“African Americans in Rockford – Lincoln’s Era” Exhibit at Rockford Public Library
Library Display Honors Black History Month
Throughout February, in honor of Black History Month, the new exhibit, “African Americans in Rockford – Lincoln’s Era,” will be on display at the Main Library, 215 N. Wyman St., near the Local History Room on the 3rd floor. This exhibit, created by the Adult Services Department in 2009, highlights 13 African Americans from the 1830s to 1870s. The following featured individuals and their families lived in Rockford: Lewis Lemon, Isaac Wilson, Reuben Armstrong, David & Rebecca Williams, James Williams, Anna Williams, Harriet Tucker, Ryan & Mary Prince Tucker, and Isaac Donnelly. The nationally-famous orators Hezekiah Ford Douglass (who lived in Belvidere), Frederick Douglass, and Sojourner Truth spoke in Rockford on occasion. This exhibit is based in large part on the book, African Americans in Early Rockford, 1834-1871, by John L. Molyneaux, published by Rockford Public Library in 2000.
For more information, please visit our events calendar online at www.rockfordpubliclibrary/events.

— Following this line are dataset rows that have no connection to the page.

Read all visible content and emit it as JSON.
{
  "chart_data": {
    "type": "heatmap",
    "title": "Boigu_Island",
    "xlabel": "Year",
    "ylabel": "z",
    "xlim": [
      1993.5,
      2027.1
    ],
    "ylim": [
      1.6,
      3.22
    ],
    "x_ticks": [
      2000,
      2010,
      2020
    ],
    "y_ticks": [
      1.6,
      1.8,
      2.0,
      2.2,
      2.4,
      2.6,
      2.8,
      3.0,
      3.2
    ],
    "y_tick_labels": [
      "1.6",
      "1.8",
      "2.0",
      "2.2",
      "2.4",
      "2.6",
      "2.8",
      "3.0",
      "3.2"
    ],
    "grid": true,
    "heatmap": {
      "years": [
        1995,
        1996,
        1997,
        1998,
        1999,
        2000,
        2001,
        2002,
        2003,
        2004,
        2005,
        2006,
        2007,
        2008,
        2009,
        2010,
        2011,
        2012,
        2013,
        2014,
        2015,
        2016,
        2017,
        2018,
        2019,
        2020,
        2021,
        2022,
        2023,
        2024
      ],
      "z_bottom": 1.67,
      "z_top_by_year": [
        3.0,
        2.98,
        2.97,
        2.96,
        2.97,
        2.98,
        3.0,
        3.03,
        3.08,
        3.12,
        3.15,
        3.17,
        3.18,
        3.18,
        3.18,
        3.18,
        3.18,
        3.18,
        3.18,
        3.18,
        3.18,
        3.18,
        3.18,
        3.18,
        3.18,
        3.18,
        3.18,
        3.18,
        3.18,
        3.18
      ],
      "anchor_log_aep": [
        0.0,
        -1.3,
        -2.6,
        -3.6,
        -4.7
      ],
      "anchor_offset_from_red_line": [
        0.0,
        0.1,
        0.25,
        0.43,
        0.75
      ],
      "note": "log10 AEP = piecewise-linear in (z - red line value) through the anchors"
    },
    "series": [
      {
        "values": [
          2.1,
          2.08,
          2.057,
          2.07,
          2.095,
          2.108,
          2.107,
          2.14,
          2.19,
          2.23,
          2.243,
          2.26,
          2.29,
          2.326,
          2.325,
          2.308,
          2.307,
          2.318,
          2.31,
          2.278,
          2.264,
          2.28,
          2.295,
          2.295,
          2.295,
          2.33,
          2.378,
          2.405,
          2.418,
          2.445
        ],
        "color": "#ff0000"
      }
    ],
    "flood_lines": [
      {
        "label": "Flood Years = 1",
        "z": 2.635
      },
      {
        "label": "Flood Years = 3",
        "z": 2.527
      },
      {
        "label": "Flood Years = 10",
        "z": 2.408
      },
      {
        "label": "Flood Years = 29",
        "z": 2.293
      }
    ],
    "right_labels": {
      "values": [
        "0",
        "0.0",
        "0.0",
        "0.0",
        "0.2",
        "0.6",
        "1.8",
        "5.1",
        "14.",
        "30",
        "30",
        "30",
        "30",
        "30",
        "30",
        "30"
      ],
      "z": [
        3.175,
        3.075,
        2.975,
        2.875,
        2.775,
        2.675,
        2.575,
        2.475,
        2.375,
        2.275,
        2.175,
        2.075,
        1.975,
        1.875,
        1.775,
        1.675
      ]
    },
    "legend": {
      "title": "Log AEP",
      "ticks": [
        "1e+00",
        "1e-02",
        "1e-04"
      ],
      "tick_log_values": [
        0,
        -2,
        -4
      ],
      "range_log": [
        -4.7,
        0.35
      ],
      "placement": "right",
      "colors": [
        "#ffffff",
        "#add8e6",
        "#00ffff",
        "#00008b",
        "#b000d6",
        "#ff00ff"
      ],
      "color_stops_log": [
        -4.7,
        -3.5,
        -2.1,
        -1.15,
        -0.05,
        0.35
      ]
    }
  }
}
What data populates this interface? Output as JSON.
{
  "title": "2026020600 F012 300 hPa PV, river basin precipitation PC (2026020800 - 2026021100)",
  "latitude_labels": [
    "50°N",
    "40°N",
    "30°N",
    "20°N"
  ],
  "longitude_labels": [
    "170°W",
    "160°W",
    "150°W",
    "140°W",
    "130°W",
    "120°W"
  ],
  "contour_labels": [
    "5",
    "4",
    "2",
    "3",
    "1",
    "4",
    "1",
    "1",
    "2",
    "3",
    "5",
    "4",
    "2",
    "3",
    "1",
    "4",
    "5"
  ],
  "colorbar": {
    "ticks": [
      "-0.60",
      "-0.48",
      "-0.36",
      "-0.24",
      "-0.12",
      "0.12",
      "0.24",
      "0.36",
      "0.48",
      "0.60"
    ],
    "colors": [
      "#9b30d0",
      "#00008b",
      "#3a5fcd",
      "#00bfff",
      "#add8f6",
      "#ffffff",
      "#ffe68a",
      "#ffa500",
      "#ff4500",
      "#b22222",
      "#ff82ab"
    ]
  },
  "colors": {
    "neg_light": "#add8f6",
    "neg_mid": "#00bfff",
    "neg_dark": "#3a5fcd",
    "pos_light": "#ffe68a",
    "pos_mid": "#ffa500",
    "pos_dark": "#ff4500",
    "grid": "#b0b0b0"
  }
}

About the Rockford Public Library
The Rockford Public Library, founded in 1872 as the second library in Illinois, currently has six facilities, including the Main Library and five Branch Libraries. The Rockford Public Library's mission is to enhance community life and development by informing, educating, entertaining, and providing cultural enrichment to all people of all ages by collecting information to address the diverse interests of our dynamic community.